Sotto la guida del bielorusso Viktar Hančarėnka, subentrato il 12 dicembre 2016, nel mercato di riparazione del gennaio 2017 il CSKA preleva il difensore Viktor Vasin e il centrocampista Vitinho, che divengono immediatamente due leader della squadra. Nella seconda parte della stagione 2016-2017 il CSKA riesce a mantenere un rendimento positivo, perdendo solo una partita (di misura contro lo Spartak Mosca) in campionato, conseguendo il secondo posto finale. Il secondo posto in campionato è confermato nella stagione 2017-2018, annata in cui il CSKA ottiene tre vittorie nel girone di Champions League , passato in Europa League, supera sedicesimi e ottavi di finale, ma si ferma ai quarti di finale della competizione, eliminato dall’Arsenal. Alla fine dell’annata si ritirano dall’attività agonistica i fratelli gemelli Aleksej e Vasilij Berezuckij e Sergej Ignaševič, colonne della squadra da vari lustri.
La stagione 2018-2019 si apre con la vittoria della Supercoppa di Russia, la settima nella storia del club, ottenuta battendo per 1-0 il Lokomotiv Mosca dopo i tempi supplementari. Il CSKA ha partecipato alla coppa in qualità di seconda classificata in campionato, in sostituzione del Tosno vincitore della Coppa di Russia 2017-2018, che nel
frattempo era fallito alcune settimane prima.
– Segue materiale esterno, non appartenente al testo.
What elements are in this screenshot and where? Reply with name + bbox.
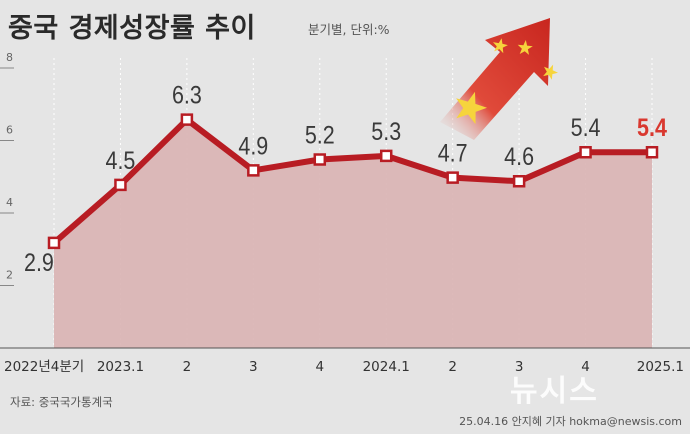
y-tick-label: 6 — [6, 124, 13, 137]
value-label: 2.9 — [24, 248, 54, 276]
value-label: 5.3 — [371, 117, 401, 145]
source-note: 자료: 중국국가통계국 — [10, 395, 113, 409]
value-label: 6.3 — [172, 81, 202, 109]
x-tick-label: 3 — [515, 359, 524, 375]
data-point — [47, 236, 61, 250]
area-fill — [54, 119, 652, 348]
data-point — [247, 164, 260, 177]
watermark-logo: 뉴시스 — [510, 374, 599, 409]
series-line — [52, 116, 652, 246]
data-point — [512, 175, 526, 188]
data-point — [379, 149, 393, 163]
data-point — [114, 178, 127, 192]
value-label: 4.6 — [504, 143, 534, 171]
x-tick-label: 2022년4분기 — [4, 359, 84, 375]
x-axis-labels: 2022년4분기 2023.1 2 3 4 2024.1 2 3 4 2025.1 — [4, 359, 684, 375]
data-point — [446, 171, 459, 184]
y-tick-label: 8 — [6, 51, 13, 64]
y-axis: 2 4 6 8 — [0, 51, 14, 286]
x-tick-label: 2024.1 — [363, 359, 410, 375]
value-label: 4.7 — [438, 139, 468, 167]
china-flag-arrow-icon — [440, 18, 558, 140]
data-point — [579, 146, 592, 159]
y-tick-label: 2 — [6, 269, 13, 282]
x-tick-label: 4 — [315, 359, 324, 375]
data-markers — [47, 113, 659, 250]
value-labels: 2.9 4.5 6.3 4.9 5.2 5.3 4.7 4.6 5.4 5.4 — [24, 81, 667, 276]
y-tick-label: 4 — [6, 196, 13, 209]
x-tick-label: 4 — [581, 359, 590, 375]
value-label: 4.9 — [238, 132, 268, 160]
unit-note: 분기별, 단위:% — [308, 22, 390, 37]
data-point — [180, 113, 194, 126]
data-point — [313, 153, 327, 166]
x-tick-label: 2023.1 — [97, 359, 144, 375]
data-point — [645, 146, 659, 159]
x-tick-label: 2025.1 — [637, 359, 684, 375]
chart-title: 중국 경제성장률 추이 — [8, 13, 256, 44]
value-label: 5.4 — [571, 114, 601, 142]
value-label: 5.4 — [637, 114, 667, 142]
x-tick-label: 2 — [183, 359, 192, 375]
x-tick-label: 3 — [249, 359, 258, 375]
byline: 25.04.16 안지혜 기자 hokma@newsis.com — [459, 415, 682, 428]
x-tick-label: 2 — [448, 359, 457, 375]
value-label: 4.5 — [106, 146, 136, 174]
value-label: 5.2 — [305, 121, 335, 149]
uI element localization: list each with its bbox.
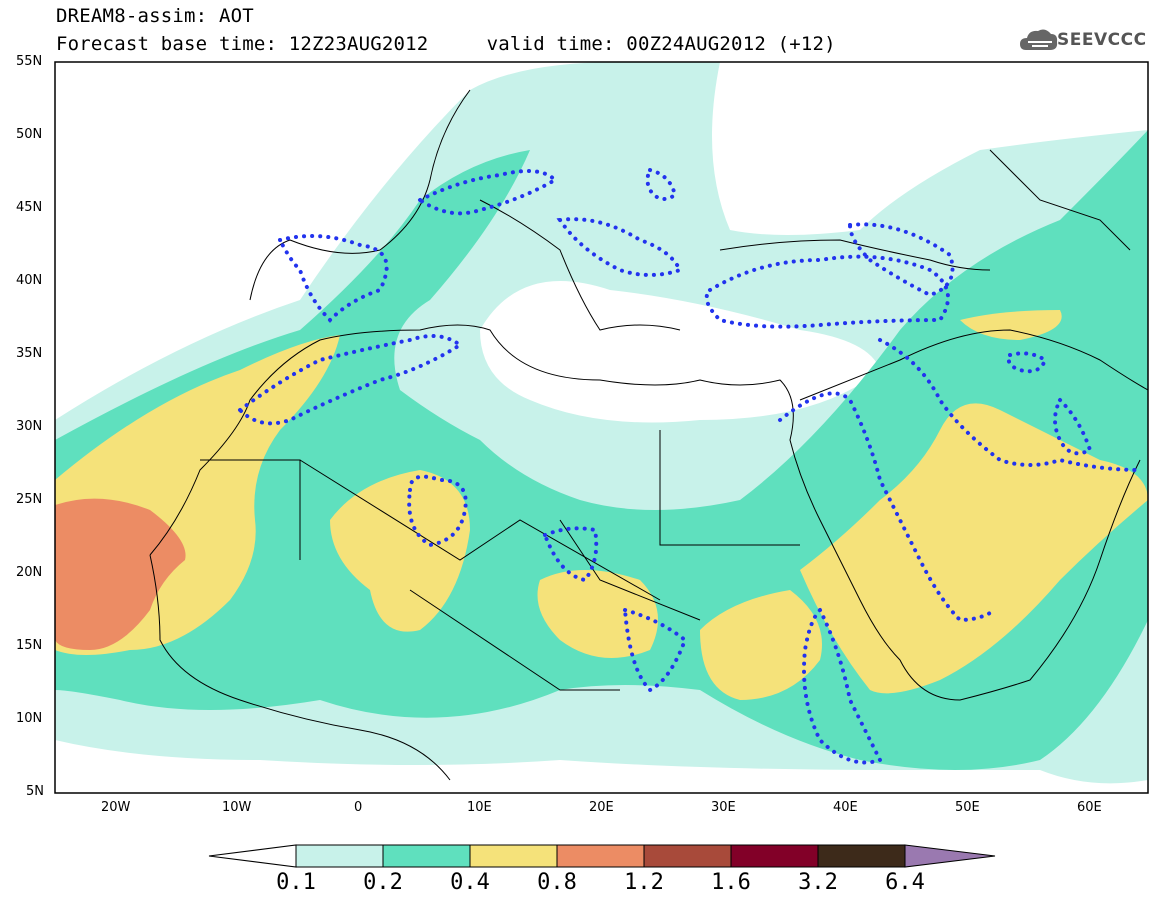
colorbar-box-0.8 <box>556 844 645 868</box>
colorbar-right-arrow <box>904 844 996 868</box>
title-line-2: Forecast base time: 12Z23AUG2012 valid t… <box>56 33 836 55</box>
lat-label-55n: 55N <box>16 54 43 69</box>
lat-label-15n: 15N <box>16 638 43 653</box>
aot-shading <box>55 62 1148 784</box>
lon-label-60e: 60E <box>1077 800 1102 815</box>
lat-label-10n: 10N <box>16 711 43 726</box>
aot-band-0.8 <box>55 498 186 650</box>
colorbar-box-1.6 <box>730 844 819 868</box>
colorbar-label-1.6: 1.6 <box>711 870 751 895</box>
colorbar-label-0.8: 0.8 <box>537 870 577 895</box>
colorbar <box>208 844 996 868</box>
lon-label-0: 0 <box>354 800 363 815</box>
colorbar-box-0.2 <box>382 844 471 868</box>
lat-label-45n: 45N <box>16 200 43 215</box>
colorbar-label-0.2: 0.2 <box>363 870 403 895</box>
lat-label-40n: 40N <box>16 273 43 288</box>
title-line-1: DREAM8-assim: AOT <box>56 5 254 27</box>
colorbar-box-3.2 <box>817 844 906 868</box>
colorbar-box-0.1 <box>295 844 384 868</box>
lat-label-25n: 25N <box>16 492 43 507</box>
seevccc-cloud-logo-icon <box>1020 29 1058 50</box>
lat-label-35n: 35N <box>16 346 43 361</box>
colorbar-label-1.2: 1.2 <box>624 870 664 895</box>
coastlines <box>149 89 1148 781</box>
lat-label-5n: 5N <box>26 784 44 799</box>
lon-label-40e: 40E <box>833 800 858 815</box>
lat-label-50n: 50N <box>16 127 43 142</box>
lon-label-20w: 20W <box>101 800 131 815</box>
logo-text: SEEVCCC <box>1057 30 1147 50</box>
colorbar-box-0.4 <box>469 844 558 868</box>
colorbar-box-1.2 <box>643 844 732 868</box>
lat-label-30n: 30N <box>16 419 43 434</box>
lon-label-10e: 10E <box>467 800 492 815</box>
lon-label-10w: 10W <box>222 800 252 815</box>
colorbar-left-arrow <box>208 844 297 868</box>
dust-contours <box>236 167 1142 765</box>
colorbar-label-6.4: 6.4 <box>885 870 925 895</box>
colorbar-label-0.1: 0.1 <box>276 870 316 895</box>
lon-label-30e: 30E <box>711 800 736 815</box>
lon-label-50e: 50E <box>955 800 980 815</box>
lon-label-20e: 20E <box>589 800 614 815</box>
colorbar-label-0.4: 0.4 <box>450 870 490 895</box>
colorbar-label-3.2: 3.2 <box>798 870 838 895</box>
lat-label-20n: 20N <box>16 565 43 580</box>
map-frame <box>54 61 1149 794</box>
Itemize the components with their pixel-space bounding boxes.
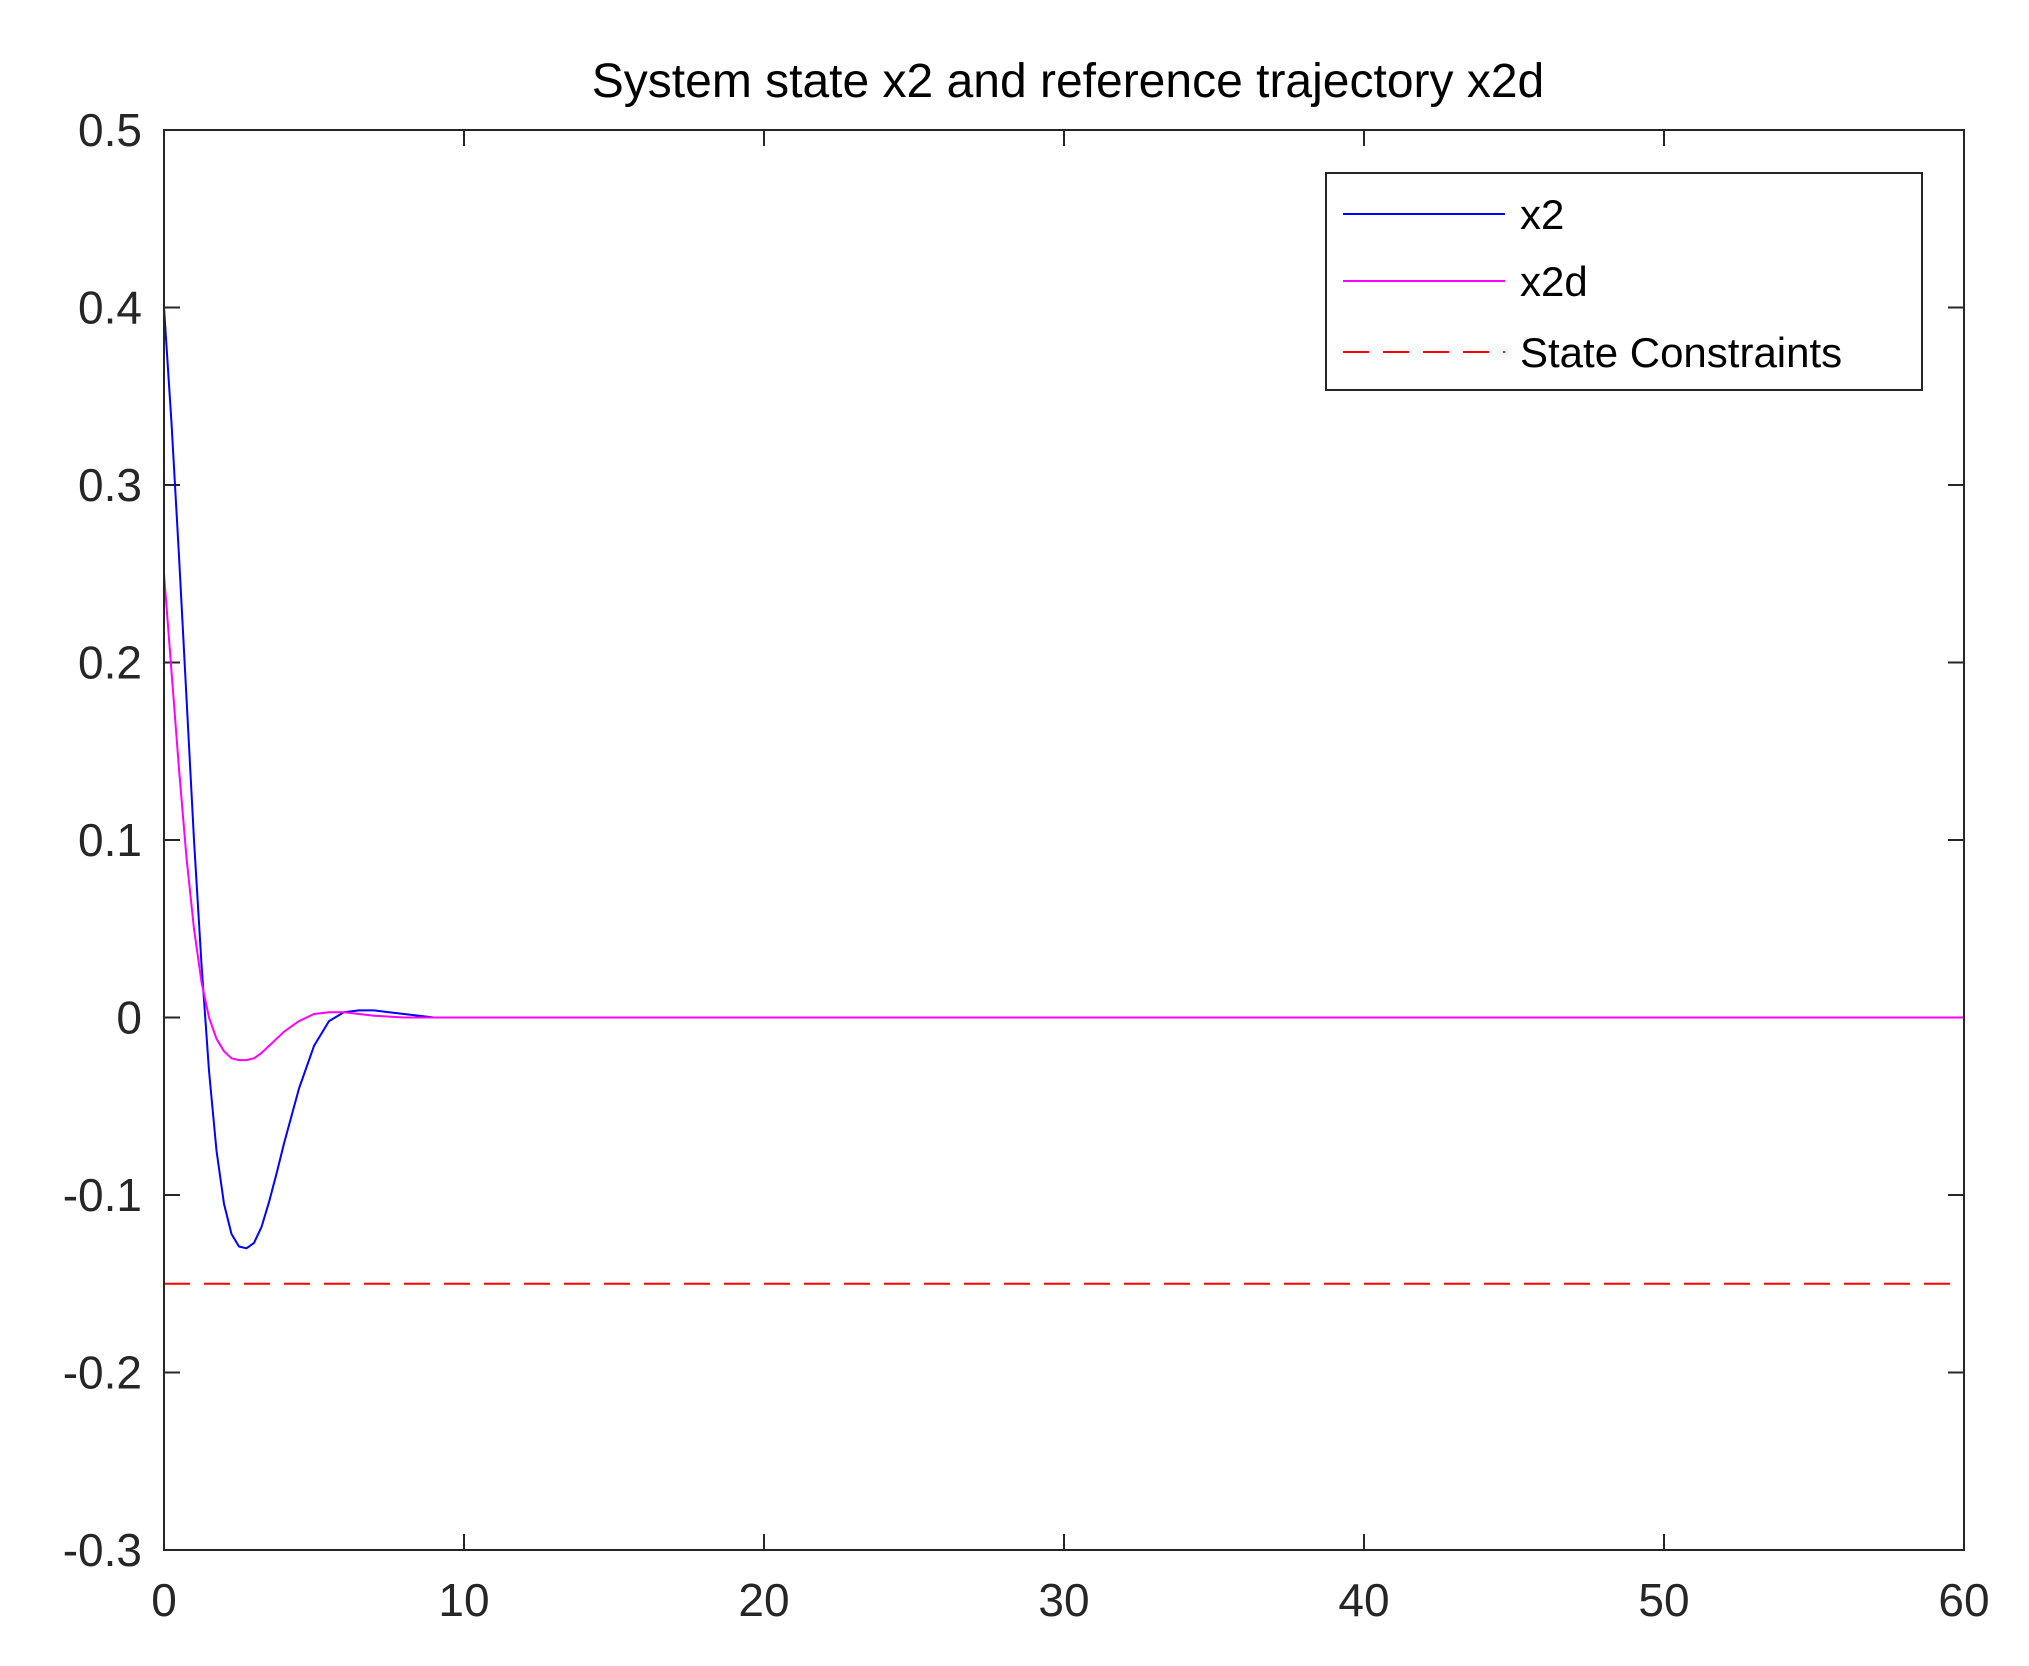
tick-labels: 0 10 20 30 40 50 60 0.5 0.4 0.3 0.2 0.1 0 -0.1 -0.2 -0.…: [63, 104, 1990, 1626]
y-tick-label: -0.2: [63, 1347, 142, 1399]
y-tick-label: 0.5: [78, 104, 142, 156]
legend: x2 x2d State Constraints: [1325, 172, 1923, 391]
y-tick-label: 0.1: [78, 814, 142, 866]
x-tick-label: 10: [438, 1574, 489, 1626]
legend-label-state-constraints: State Constraints: [1520, 329, 1842, 376]
y-tick-label: 0: [116, 992, 142, 1044]
y-tick-label: -0.3: [63, 1524, 142, 1576]
y-tick-label: 0.4: [78, 282, 142, 334]
chart-title: System state x2 and reference trajectory…: [592, 55, 1544, 108]
x-tick-label: 50: [1638, 1574, 1689, 1626]
x-tick-label: 30: [1038, 1574, 1089, 1626]
y-tick-label: 0.2: [78, 637, 142, 689]
series-layer: [164, 307, 1964, 1285]
y-tick-label: 0.3: [78, 459, 142, 511]
legend-label-x2d: x2d: [1520, 258, 1588, 305]
y-tick-label: -0.1: [63, 1169, 142, 1221]
x-tick-label: 20: [738, 1574, 789, 1626]
x-tick-label: 0: [151, 1574, 177, 1626]
series-line-x2d: [164, 573, 1964, 1062]
axes-box: [163, 129, 1965, 1551]
legend-label-x2: x2: [1520, 191, 1564, 238]
x-tick-label: 40: [1338, 1574, 1389, 1626]
x-tick-label: 60: [1938, 1574, 1989, 1626]
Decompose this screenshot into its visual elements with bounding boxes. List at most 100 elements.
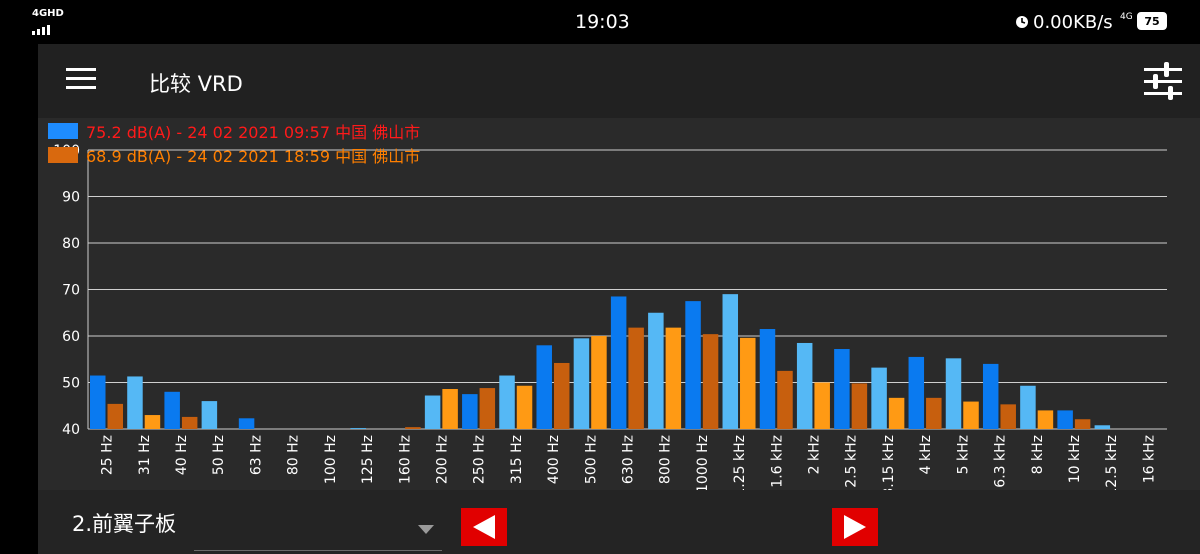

La squadra prende poi parte alla fase a gironi di Champions League, dove il 2 ottobre 2018 ottiene una storica vittoria interna contro il Real Madrid (1-0) nell’esordio casalingo stagionale nel torneo, ed il 12 dicembre i russi si impongono anche allo Stadio Santiago Bernabéu di Madrid con un clamoroso 0-3. Nonostante ciò, il CSKA, è eliminato, chiude al quarto e ultimo posto il girone comprendente anche Roma e Viktoria Plzeň, con 7 punti (2 vittorie contro il Real ed un pareggio in Repubblica Ceca). Si tratta di un risultato storico, in quanto primo club nella storia a battere nel proprio girone (tra andata e ritorno) i campioni in carica del torneo, pur chiudendo il girone all’ultimo posto.